Hey there, I ran a search and have been browsing for a while and I can't seem to find any information on this, my apologies if it's been gone over.  What can I expect to see as initial posting choices? I understand that where the man power is needed is where I'll end up but what should I expect? Are Kingston, Edmonton, Gagetown or Pet good guesses? Is there anything else that I should know?


----------



## Rigger052 (12 Jul 2009)

Gagetown right now is in a bit of a transition as linemen are gradually being posted to field postings, You can still request the area though.  Only Edmonton has a support position left for linemen in their ASG Sqn.
More than likely you'll be heading for a brigade or you might get into JSR kingston for your first posting, but Linemen can also be posted to air force and navy bases as well. At least for now.


----------



## futuresapper (12 Jul 2009)

Thanks alot for the help, that was definately what I was looking for. 

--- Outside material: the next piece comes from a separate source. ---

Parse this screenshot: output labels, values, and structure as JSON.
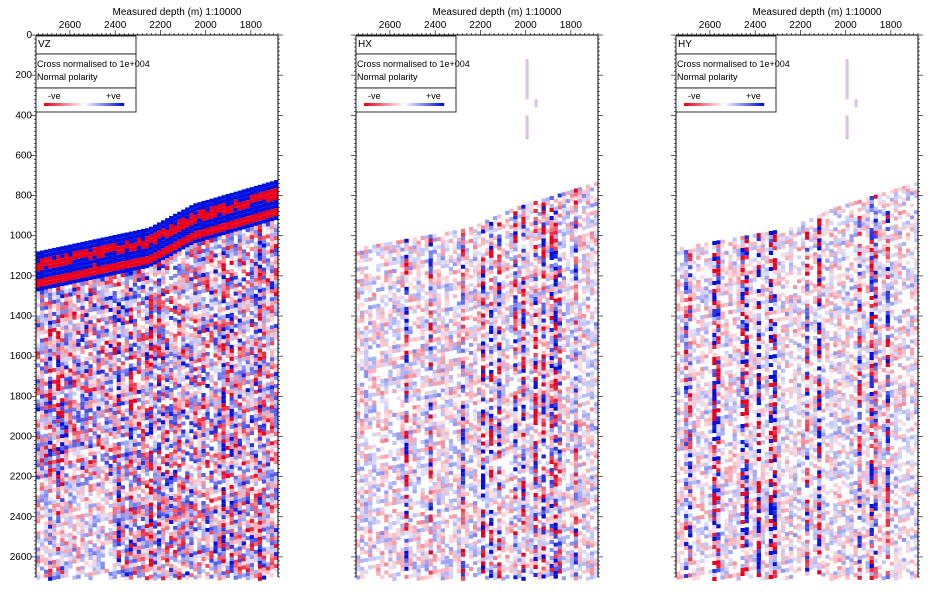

Edit: What can I expect from a field posting? Also any recomendations/ favorite postings?


----------



## Rigger052 (12 Jul 2009)

No problem, good luck with your courses. :camo:


----------



## Clarkey (8 Dec 2009)

Have personally seen a lineman get posted to ottawa fresh from QL3 Reg force. So I guess anywhere they are needed and if the circumstances permit.


----------



## Wayne052 (21 Aug 2010)

I finished my 3's in Sept of 09 from my course we had 4 guys sent to various units in Edmonton(1 PPCLI, 3 PPCLI, and 2 with JSR.) I myself got sent to Wainwright. Also had 2 stay in Kinston 1 in Ottawa 1 in Cold lake 1 in Comox and 1 in Gagetown but he had a spouse posted there. So basically anywhere that is needed. I also know we are getting 2 guys off the 3,s Spet of 2010.


----------